L’Intelligenza Artificiale sta rapidamente facendo la sua strada nelle nostre vite, con un numero infinito di strumenti gratuiti e potenti sul mercato. Le sue applicazioni hanno avuto un impatto significativo nella medicina, nell’istruzione, nel software e persino nello sviluppo dei videogiochi. Tuttavia, la velocità con cui l’AI sta progredendo e migliorando potrebbe essere un po’ inquietante, e potremmo sottovalutare il pericolo che essa rappresenta.
Elon Musk ha condiviso le sue opinioni sull’AI fin dall’inizio e, secondo lui, c’è una possibilità del 10-20% che l’AI prenda il controllo dell’umanità.
I progressi dell’intelligenza artificiale
L’AI rappresenta uno dei maggiori progressi tecnologici degli ultimi tempi. Secondo Elon Musk, però, l’AI non sarà abbastanza potente da rappresentare un pericolo per la società prima del 2025. Tuttavia, durante l’Abundance Summit, ha affermato che “c’è una qualche possibilità che metta fine all’umanità“.
Nonostante queste previsioni cupe, Elon crede che dovremmo continuare ad esplorare e sviluppare la tecnologia dell’AI. Ritiene che la probabilità di ottenere qualcosa di buono da essa sia più importante rispetto alla remota possibilità che distrugga l’umanità. Nel peggiore dei casi, potremmo causare l’estinzione dell’intera razza umana, ma non sarebbe poi così grave.
D’altro canto, il ricercatore sulla sicurezza dell’AI del Laboratorio di Sicurezza Informatica dell’Università di Louisville, Roman Yampolskiy, dipinge un quadro molto più oscuro. Secondo Yampolskiy, la stima di Elon del 10-20% è troppo conservativa e la realtà sarà molto peggiore. Egli ritiene che il rischio sia esponenzialmente più alto e si riferisce ad esso come “p(doom)”, che indica la probabilità che l’AI distrugga l’umanità.
Il parere di Elon Musk e altri esperti
Molti esperti che comprendono e credono nella possibilità di una catastrofe causata dall’AI ritengono che il rischio sia estremamente elevato. Yampolskiy ha dichiarato a Business Insider che le probabilità che l’AI ponga fine all’umanità così come la conosciamo sono del 99,999999%.
Elon Musk, insieme ad altri, ha proposto di rallentare lo sviluppo dell’AI quando GPT-4 stava per essere completato. Altrimenti, l’unica opzione è lavorare sull’AI utilizzando strumenti segregati che non possano portare alla creazione di un’Intelligenza Artificiale Generale (AGI).
L’impatto dell’intelligenza artificiale sulla società
L’AI ha già avuto un impatto significativo sulla società in diversi settori. Ad esempio, nell’ambito della medicina, l’AI può essere utilizzata per analizzare grandi quantità di dati e fornire diagnosi più precise. Nell’istruzione, l’AI può essere utilizzata per personalizzare l’apprendimento degli studenti e offrire un’istruzione su misura. Nel settore dei videogiochi, l’AI può creare personaggi virtuali più realistici e migliorare l’esperienza di gioco complessiva.

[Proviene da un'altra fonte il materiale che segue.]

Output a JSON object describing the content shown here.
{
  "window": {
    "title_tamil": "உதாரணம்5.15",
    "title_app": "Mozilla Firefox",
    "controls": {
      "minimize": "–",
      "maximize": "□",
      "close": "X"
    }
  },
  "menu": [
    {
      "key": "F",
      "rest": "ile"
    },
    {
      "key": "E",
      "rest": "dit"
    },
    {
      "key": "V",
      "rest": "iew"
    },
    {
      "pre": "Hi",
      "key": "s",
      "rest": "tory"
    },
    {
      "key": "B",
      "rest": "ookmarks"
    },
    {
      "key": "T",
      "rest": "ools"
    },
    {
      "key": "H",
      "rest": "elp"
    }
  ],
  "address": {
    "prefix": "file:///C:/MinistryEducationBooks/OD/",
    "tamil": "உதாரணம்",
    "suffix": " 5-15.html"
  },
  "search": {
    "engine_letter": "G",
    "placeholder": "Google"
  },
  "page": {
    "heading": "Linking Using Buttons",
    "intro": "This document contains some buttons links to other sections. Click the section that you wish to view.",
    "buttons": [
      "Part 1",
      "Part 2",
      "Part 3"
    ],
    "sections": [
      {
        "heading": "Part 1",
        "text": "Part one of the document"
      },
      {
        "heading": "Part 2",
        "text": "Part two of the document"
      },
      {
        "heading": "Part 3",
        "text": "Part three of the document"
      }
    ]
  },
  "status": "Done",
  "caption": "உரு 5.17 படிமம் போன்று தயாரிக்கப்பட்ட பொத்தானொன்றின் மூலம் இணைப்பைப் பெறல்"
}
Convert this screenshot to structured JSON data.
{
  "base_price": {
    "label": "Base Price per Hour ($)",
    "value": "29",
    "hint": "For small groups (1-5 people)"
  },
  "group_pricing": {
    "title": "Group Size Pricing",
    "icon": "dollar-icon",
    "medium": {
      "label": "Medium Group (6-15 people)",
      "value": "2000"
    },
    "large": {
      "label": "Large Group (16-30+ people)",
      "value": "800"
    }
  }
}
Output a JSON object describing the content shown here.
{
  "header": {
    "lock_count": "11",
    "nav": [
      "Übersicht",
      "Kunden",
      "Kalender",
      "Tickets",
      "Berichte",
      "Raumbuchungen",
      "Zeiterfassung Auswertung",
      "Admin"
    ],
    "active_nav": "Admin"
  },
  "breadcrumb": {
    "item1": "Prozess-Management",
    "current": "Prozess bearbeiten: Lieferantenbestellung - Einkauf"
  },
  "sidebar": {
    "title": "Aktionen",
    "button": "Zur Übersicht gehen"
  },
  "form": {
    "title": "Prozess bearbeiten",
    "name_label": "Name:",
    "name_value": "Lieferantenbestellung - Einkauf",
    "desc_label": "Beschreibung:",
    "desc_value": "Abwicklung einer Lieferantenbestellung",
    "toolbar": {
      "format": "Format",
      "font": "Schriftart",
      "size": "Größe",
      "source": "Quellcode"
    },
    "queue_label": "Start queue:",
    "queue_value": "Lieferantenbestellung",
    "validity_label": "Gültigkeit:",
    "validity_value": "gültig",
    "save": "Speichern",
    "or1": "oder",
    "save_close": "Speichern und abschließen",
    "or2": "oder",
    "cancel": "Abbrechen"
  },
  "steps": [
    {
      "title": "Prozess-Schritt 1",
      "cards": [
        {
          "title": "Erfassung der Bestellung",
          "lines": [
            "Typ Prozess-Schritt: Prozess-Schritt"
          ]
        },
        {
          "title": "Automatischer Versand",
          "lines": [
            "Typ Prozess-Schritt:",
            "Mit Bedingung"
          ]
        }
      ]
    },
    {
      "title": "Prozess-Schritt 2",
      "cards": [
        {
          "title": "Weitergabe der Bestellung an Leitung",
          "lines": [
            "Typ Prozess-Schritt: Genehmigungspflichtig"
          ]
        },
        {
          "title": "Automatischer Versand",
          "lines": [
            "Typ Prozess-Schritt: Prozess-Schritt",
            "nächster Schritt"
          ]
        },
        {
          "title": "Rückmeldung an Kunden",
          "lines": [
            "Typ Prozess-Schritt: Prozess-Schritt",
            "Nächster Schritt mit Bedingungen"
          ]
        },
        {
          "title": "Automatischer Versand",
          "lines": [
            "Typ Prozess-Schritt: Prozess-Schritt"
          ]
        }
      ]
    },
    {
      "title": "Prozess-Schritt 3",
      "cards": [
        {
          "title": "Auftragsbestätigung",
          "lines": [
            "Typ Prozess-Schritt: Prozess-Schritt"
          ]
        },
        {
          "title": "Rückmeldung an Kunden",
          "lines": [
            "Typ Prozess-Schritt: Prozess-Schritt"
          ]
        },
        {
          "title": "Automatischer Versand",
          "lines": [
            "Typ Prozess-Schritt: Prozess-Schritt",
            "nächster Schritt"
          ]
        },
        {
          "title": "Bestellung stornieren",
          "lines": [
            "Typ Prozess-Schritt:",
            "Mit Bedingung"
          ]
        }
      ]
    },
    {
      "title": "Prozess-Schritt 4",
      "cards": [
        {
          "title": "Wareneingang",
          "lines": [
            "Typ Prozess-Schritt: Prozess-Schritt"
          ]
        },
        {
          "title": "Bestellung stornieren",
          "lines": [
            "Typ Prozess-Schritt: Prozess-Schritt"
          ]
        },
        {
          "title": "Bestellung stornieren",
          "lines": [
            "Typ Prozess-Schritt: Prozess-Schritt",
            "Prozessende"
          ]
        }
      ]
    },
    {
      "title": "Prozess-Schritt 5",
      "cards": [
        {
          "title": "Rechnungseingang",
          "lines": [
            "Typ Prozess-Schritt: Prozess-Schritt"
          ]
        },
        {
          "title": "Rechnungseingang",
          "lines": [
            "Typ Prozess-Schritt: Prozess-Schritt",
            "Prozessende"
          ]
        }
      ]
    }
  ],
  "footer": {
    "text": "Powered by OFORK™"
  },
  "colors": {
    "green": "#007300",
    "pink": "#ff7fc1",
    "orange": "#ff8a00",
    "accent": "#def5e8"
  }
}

Tuttavia, mentre i benefici dell’AI sono indiscutibili, ci sono anche preoccupazioni legate al suo sviluppo. L’AI potrebbe sostituire i lavoratori umani in molti settori, causando la perdita di posti di lavoro. Inoltre, l’AI potrebbe essere utilizzata in modo improprio o dannoso, ad esempio per la creazione di armi autonome.
La visione di Elon Musk sull’intelligenza artificiale
Elon Musk ha espresso ripetutamente la sua preoccupazione per l’AI e ha cercato di sensibilizzare sulle potenziali minacce che essa potrebbe comportare. Nel 2014, ha affermato che l’AI rappresenta “il più grande rischio per l’umanità“. Nel 2015, ha cofondato OpenAI, un’organizzazione senza scopo di lucro che mira a promuovere e sviluppare l’AI in modo sicuro e responsabile.
Elon ha anche sottolineato la necessità di una regolamentazione adeguata dell’AI per garantire che vengano affrontate le sue implicazioni negative. Ha avvertito che se non si adottano misure adeguate, potremmo trovarci in una situazione in cui siamo “solo gli animali domestici degli algoritmi di intelligenza artificiale“.